The nutrition education program kit awards a patch for completion of the program. To earn it, girls must participate in performing the “Fit For A Princess” play as a community event for senior citizen or other groups. The girls must also choose four other activities from a list that includes cooking, researching regional or family recipes, exercising and other food-related activities that support beef as a great tasting and convenient product or deliver nutrition and physical activity messages.
The youth program focuses on “tweens” — girls ages 8 to 12. This group will be the next generation of mothers and is forming attitudes about food while influencing family food purchases now.
Auction market operators and order buyers now have council status within the National Cattlemen's Beef Association (NCBA). The increased presence and voice comes as a result of an NCBA board of directors vote to increase the standing of the Live Cattle Marketing Council, changing its name to the Livestock Marketing Council. Previously, the sector met in tandem with NCBA's Feeder Council.

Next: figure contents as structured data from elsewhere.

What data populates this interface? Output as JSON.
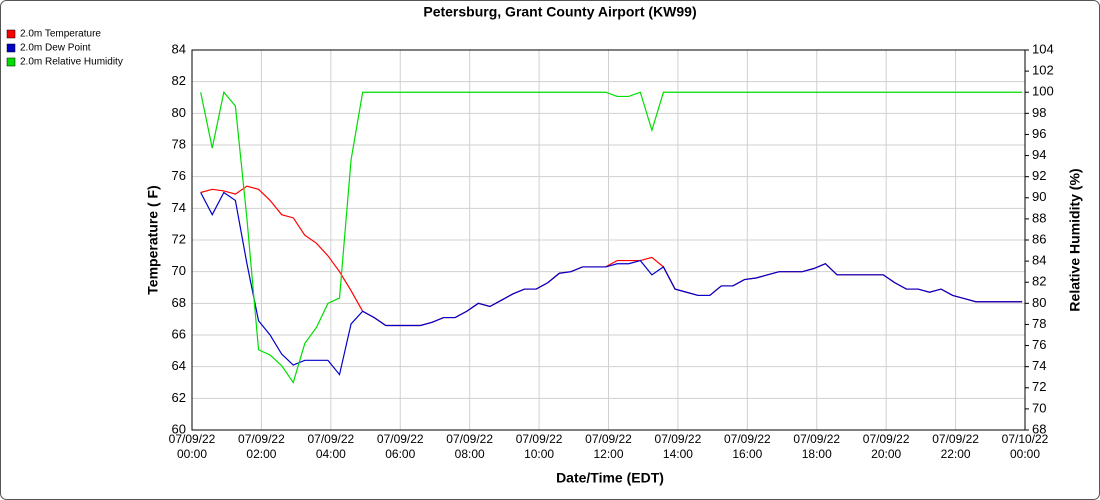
{
  "chart_data": {
    "type": "line",
    "title": "Petersburg, Grant County Airport (KW99)",
    "xlabel": "Date/Time (EDT)",
    "ylabel": "Temperature ( F)",
    "y2label": "Relative Humidity (%)",
    "x": [
      0.25,
      0.583,
      0.917,
      1.25,
      1.583,
      1.917,
      2.25,
      2.583,
      2.917,
      3.25,
      3.583,
      3.917,
      4.25,
      4.583,
      4.917,
      5.25,
      5.583,
      5.917,
      6.25,
      6.583,
      6.917,
      7.25,
      7.583,
      7.917,
      8.25,
      8.583,
      8.917,
      9.25,
      9.583,
      9.917,
      10.25,
      10.583,
      10.917,
      11.25,
      11.583,
      11.917,
      12.25,
      12.583,
      12.917,
      13.25,
      13.583,
      13.917,
      14.25,
      14.583,
      14.917,
      15.25,
      15.583,
      15.917,
      16.25,
      16.583,
      16.917,
      17.25,
      17.583,
      17.917,
      18.25,
      18.583,
      18.917,
      19.25,
      19.583,
      19.917,
      20.25,
      20.583,
      20.917,
      21.25,
      21.583,
      21.917,
      22.25,
      22.583,
      22.917,
      23.25,
      23.583,
      23.917
    ],
    "series": [
      {
        "name": "2.0m Temperature",
        "color": "#ff0000",
        "values": [
          75.0,
          75.2,
          75.1,
          74.9,
          75.4,
          75.2,
          74.5,
          73.6,
          73.4,
          72.3,
          71.8,
          71.0,
          70.0,
          68.8,
          67.5,
          67.1,
          66.6,
          66.6,
          66.6,
          66.6,
          66.8,
          67.1,
          67.1,
          67.5,
          68.0,
          67.8,
          68.2,
          68.6,
          68.9,
          68.9,
          69.3,
          69.9,
          70.0,
          70.3,
          70.3,
          70.3,
          70.7,
          70.7,
          70.7,
          70.9,
          70.3,
          68.9,
          68.7,
          68.5,
          68.5,
          69.1,
          69.1,
          69.5,
          69.6,
          69.8,
          70.0,
          70.0,
          70.0,
          70.2,
          70.5,
          69.8,
          69.8,
          69.8,
          69.8,
          69.8,
          69.3,
          68.9,
          68.9,
          68.7,
          68.9,
          68.5,
          68.3,
          68.1,
          68.1,
          68.1,
          68.1,
          68.1
        ]
      },
      {
        "name": "2.0m Dew Point",
        "color": "#0000cc",
        "values": [
          75.0,
          73.6,
          75.0,
          74.5,
          70.5,
          66.9,
          66.0,
          64.8,
          64.1,
          64.4,
          64.4,
          64.4,
          63.5,
          66.7,
          67.5,
          67.1,
          66.6,
          66.6,
          66.6,
          66.6,
          66.8,
          67.1,
          67.1,
          67.5,
          68.0,
          67.8,
          68.2,
          68.6,
          68.9,
          68.9,
          69.3,
          69.9,
          70.0,
          70.3,
          70.3,
          70.3,
          70.5,
          70.5,
          70.7,
          69.8,
          70.3,
          68.9,
          68.7,
          68.5,
          68.5,
          69.1,
          69.1,
          69.5,
          69.6,
          69.8,
          70.0,
          70.0,
          70.0,
          70.2,
          70.5,
          69.8,
          69.8,
          69.8,
          69.8,
          69.8,
          69.3,
          68.9,
          68.9,
          68.7,
          68.9,
          68.5,
          68.3,
          68.1,
          68.1,
          68.1,
          68.1,
          68.1
        ]
      },
      {
        "name": "2.0m Relative Humidity",
        "color": "#00dd00",
        "axis": "y2",
        "values": [
          100,
          94.7,
          100,
          98.7,
          88,
          75.6,
          75.1,
          74.1,
          72.5,
          76.2,
          77.7,
          80.0,
          80.5,
          93.6,
          100,
          100,
          100,
          100,
          100,
          100,
          100,
          100,
          100,
          100,
          100,
          100,
          100,
          100,
          100,
          100,
          100,
          100,
          100,
          100,
          100,
          100,
          99.6,
          99.6,
          100,
          96.4,
          100,
          100,
          100,
          100,
          100,
          100,
          100,
          100,
          100,
          100,
          100,
          100,
          100,
          100,
          100,
          100,
          100,
          100,
          100,
          100,
          100,
          100,
          100,
          100,
          100,
          100,
          100,
          100,
          100,
          100,
          100,
          100
        ]
      }
    ],
    "xlim": [
      0,
      24
    ],
    "xticks": [
      {
        "value": 0,
        "label": "07/09/22 00:00"
      },
      {
        "value": 2,
        "label": "07/09/22 02:00"
      },
      {
        "value": 4,
        "label": "07/09/22 04:00"
      },
      {
        "value": 6,
        "label": "07/09/22 06:00"
      },
      {
        "value": 8,
        "label": "07/09/22 08:00"
      },
      {
        "value": 10,
        "label": "07/09/22 10:00"
      },
      {
        "value": 12,
        "label": "07/09/22 12:00"
      },
      {
        "value": 14,
        "label": "07/09/22 14:00"
      },
      {
        "value": 16,
        "label": "07/09/22 16:00"
      },
      {
        "value": 18,
        "label": "07/09/22 18:00"
      },
      {
        "value": 20,
        "label": "07/09/22 20:00"
      },
      {
        "value": 22,
        "label": "07/09/22 22:00"
      },
      {
        "value": 24,
        "label": "07/10/22 00:00"
      }
    ],
    "ylim": [
      60,
      84
    ],
    "yticks": [
      60,
      62,
      64,
      66,
      68,
      70,
      72,
      74,
      76,
      78,
      80,
      82,
      84
    ],
    "y2lim": [
      68,
      104
    ],
    "y2ticks": [
      68,
      70,
      72,
      74,
      76,
      78,
      80,
      82,
      84,
      86,
      88,
      90,
      92,
      94,
      96,
      98,
      100,
      102,
      104
    ],
    "grid": true,
    "legend": "top-left"
  }
}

The new council gives marketers a special site to discuss issues of concern to them and provides the mechanism for them to participate in NCBA's governance. Auction market owner Lemmy Wilson, Newport, TN, says livestock marketers had asked for a direct place of their own within NCBA, “one where they could work to improve demand, improve prices and improve the cattle industry.”
In addition to other benefits, auction markets will be able to receive insurance services through the council's preferred agency of record, as well as other services such as bonding and credit information.
Wilson called the development “a real positive thing for marketing people who are optimistic about the industry.” Besides the services, Wilson says a key benefit to NCBA membership will be networking opportunities with other markets and key customers around the country.
Cows may have helped prove that “therapeutic cloning” can work. Scientists say they used cells derived from cloned cow embryos to grow kidney-like organs that function and are not rejected when implanted into cows. It's the first use of cloning technology to grow personalized, genetically matched organs for transplantation, the Washington Post reports.
While the organs apparently remove toxins from the body and produce urine, it's unknown whether they can perform all the kidneys' tasks. If the approach works in making human kidneys from cloned human embryos, as the Massachusetts team expects, it could dramatically reduce the need for donor kidneys and transplants in the future, experts say.
It's the most important legal precedent ever set in modern times to protect public lands rancher rights. That's the way Frank Duran, president of Stewards of the Range, characterizes Senior Judge Loren Smith's Jan. 29 ruling in Hage v. United States.
The Hages filed their takings claim in 1991 against the U.S. Forest Service (USFS) and the Bureau of Land Management (BLM), claiming excessive regulations and physical takings had run them out of business.
“The court specifically rejected the position of the BLM and USFS that ranchers have no property rights on their grazing allotments,” says Hage attorney Ladd Bedford. “The court further stated that if the government's interference with these rights makes it impossible for the rancher to use them, the government will be required to pay compensation for their loss.”
Now, the court will determine whether the plaintiffs' property rights as determined in the court's final decision were taken by the government. If so, compensation will be awarded to the Hages.
“For the first time in history, a federal court has defined the balance between the Western rancher's property rights and the government's ability to regulate,” Bedford says. “This decision is a major step forward for the security of federal lands ranchers.”
The tab for three confirmed cases of bovine spongiform encephalopathy (BSE) in Japan will be $1.5 billion (U.S.). That's the total Japan's agriculture minister Tsutomu Takebe expects as a result of losses to the farm, retail and restaurant sectors. The three BSE cases all involved Holstein dairy cows over five years old with the first confirmation coming in September 2001.